What is strange is that BOOT partition is not detected as xfs (while it should be) with the default Talos install
Yeah it looks like the other node with similar hardware picks up the filesystem type of the boot partition properly. I'll try a fresh install on that node and see if it fixes it.

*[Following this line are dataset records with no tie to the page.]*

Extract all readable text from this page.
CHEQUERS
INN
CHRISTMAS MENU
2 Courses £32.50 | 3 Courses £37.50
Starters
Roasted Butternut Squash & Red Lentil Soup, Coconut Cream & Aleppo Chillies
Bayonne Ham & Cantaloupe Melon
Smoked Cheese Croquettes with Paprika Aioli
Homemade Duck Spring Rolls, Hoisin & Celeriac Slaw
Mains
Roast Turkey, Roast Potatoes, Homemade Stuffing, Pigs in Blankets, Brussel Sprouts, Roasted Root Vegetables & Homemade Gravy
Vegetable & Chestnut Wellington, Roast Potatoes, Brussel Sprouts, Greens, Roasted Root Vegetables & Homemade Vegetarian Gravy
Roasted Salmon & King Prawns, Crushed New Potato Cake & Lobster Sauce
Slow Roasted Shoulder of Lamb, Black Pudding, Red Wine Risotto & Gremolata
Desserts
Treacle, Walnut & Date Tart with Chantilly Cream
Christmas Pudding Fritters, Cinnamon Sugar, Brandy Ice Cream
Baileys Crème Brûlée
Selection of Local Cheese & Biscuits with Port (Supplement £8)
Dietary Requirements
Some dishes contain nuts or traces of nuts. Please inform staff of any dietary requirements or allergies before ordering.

➜ ~ talosctl get dv -n 10.0.144.105
NODE NAMESPACE TYPE ID VERSION TYPE SIZE DISCOVERED LABEL PARTITIONLABEL
10.0.144.105 runtime DiscoveredVolume dm-0 1 disk 1.2 TB
10.0.144.105 runtime DiscoveredVolume dm-1 1 disk 1.2 TB
10.0.144.105 runtime DiscoveredVolume loop3 1 disk 74 MB squashfs
10.0.144.105 runtime DiscoveredVolume sdb 1 disk 299 GB gpt
10.0.144.105 runtime DiscoveredVolume sdb1 1 partition 105 MB vfat EFI EFI
10.0.144.105 runtime DiscoveredVolume sdb2 1 partition 1.0 MB BIOS
10.0.144.105 runtime DiscoveredVolume sdb3 1 partition 1.0 GB xfs BOOT BOOT
10.0.144.105 runtime DiscoveredVolume sdb4 1 partition 1.0 MB talosmeta META
10.0.144.105 runtime DiscoveredVolume sdb5 1 partition 105 MB xfs STATE STATE
10.0.144.105 runtime DiscoveredVolume sdb6 1 partition 298 GB xfs EPHEMERAL EPHEMERAL
10.0.144.105 runtime DiscoveredVolume sdc 1 disk 299 GB
10.0.144.105 runtime DiscoveredVolume sdd 1 disk 1.2 TB lvm2-pv eQcIiv-xZT3-aRub-gJmI-HWCq-p2he-BrHP2F
10.0.144.105 runtime DiscoveredVolume sde 1 disk 1.2 TB lvm2-pv BFOZAj-wXSA-vmze-89LK-RK2d-wCwc-eNL5Tl
10.0.144.105 runtime DiscoveredVolume sdf 1 disk 1.2 TB
This issue is stale because it has been open 180 days with no activity. Remove stale label or comment or this will be closed in 7 days.